EU leaders to pick new chief by considering gender equality

EU leaders to pick new chief by considering gender equality

European Union leaders engaged in a first skirmish on Tuesday over who should become the next chief of the European Commission, giving themselves a short deadline to agree on the bloc’s top jobs and a target of assigning half of them to women.

EU AGREE TO PICK NEW MR OR MS EUROPE NEXT MONTH

Chancellor Angela Merkel was upset with French President Emmanuel Macron’s public dismissal of Berlin’s preferred candidate, a center-right German lawmaker Manfred Weber, as the 28 national EU leaders bargained behind closed doors over the bloc’s new leadership for the next five years.

“The key for me is for the people at the most sensitive positions to share our project and be the most charismatic, creative and competent possible,” Macron told reporters as the summit ended in Brussels. “It is important for me to have gender balance, that we name two men and two women,” he added.

A bloc-wide election last week returned a European Parliament with a splintered center and gains by pro-EU liberals and Greens as well as eurosceptic nationalists and the far right, making agreeing a common agenda harder. Held once every five years, the European Union election means new people will take over key EU institutions, including the powerful executive Commission.

Luxembourg’s Prime Minister Xavier Bettel described the race as searching for the next “Mr. or Ms.

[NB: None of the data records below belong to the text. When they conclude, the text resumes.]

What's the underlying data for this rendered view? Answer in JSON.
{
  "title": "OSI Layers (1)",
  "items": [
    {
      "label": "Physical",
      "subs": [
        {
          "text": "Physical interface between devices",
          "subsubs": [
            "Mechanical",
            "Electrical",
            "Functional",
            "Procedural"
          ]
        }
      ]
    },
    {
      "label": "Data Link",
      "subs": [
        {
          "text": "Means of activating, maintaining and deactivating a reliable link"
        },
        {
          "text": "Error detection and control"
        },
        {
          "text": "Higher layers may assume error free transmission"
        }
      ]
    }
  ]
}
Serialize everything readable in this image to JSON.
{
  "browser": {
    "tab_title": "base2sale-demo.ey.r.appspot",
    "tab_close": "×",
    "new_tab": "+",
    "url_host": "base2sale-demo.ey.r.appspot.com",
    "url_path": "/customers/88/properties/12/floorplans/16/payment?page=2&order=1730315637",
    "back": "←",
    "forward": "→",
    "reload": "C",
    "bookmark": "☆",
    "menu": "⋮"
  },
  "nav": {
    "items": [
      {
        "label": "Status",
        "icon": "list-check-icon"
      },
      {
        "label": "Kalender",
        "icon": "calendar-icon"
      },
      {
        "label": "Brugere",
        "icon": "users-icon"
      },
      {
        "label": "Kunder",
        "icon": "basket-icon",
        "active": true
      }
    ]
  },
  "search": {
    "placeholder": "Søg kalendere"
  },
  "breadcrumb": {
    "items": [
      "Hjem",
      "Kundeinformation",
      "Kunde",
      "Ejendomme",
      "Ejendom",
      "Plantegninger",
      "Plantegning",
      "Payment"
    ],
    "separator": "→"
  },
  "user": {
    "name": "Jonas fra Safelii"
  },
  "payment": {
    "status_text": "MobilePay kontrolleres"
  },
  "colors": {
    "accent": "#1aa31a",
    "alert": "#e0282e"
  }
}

Europe”.

Stripped of their longtime combined parliamentary majority, the center-right European People’s Party (EPP) and the center-left Socialists & Democrats (S&D) would no longer able to decide on the next Commission head alone in the new EU assembly.

They are looking for support from the liberal ALDE and the Greens, since the four groups together would command enough seats to approve or reject any nomination by the 28 heads.

The national government leaders agreed to finalize their nominations at their next gathering due on June 20-21, in time for the new EU chamber’s first sitting due on July 2nd.

“We agreed that it is essential for us to show we are capable of action and so we want by the June summit to have our proposal for the position of Commission president,” Merkel told a news conference. Merkel said Macron needed to be realistic and take into account the fact that the EPP, which has nominated Weber for the Commission, would remain the biggest group in the new chamber.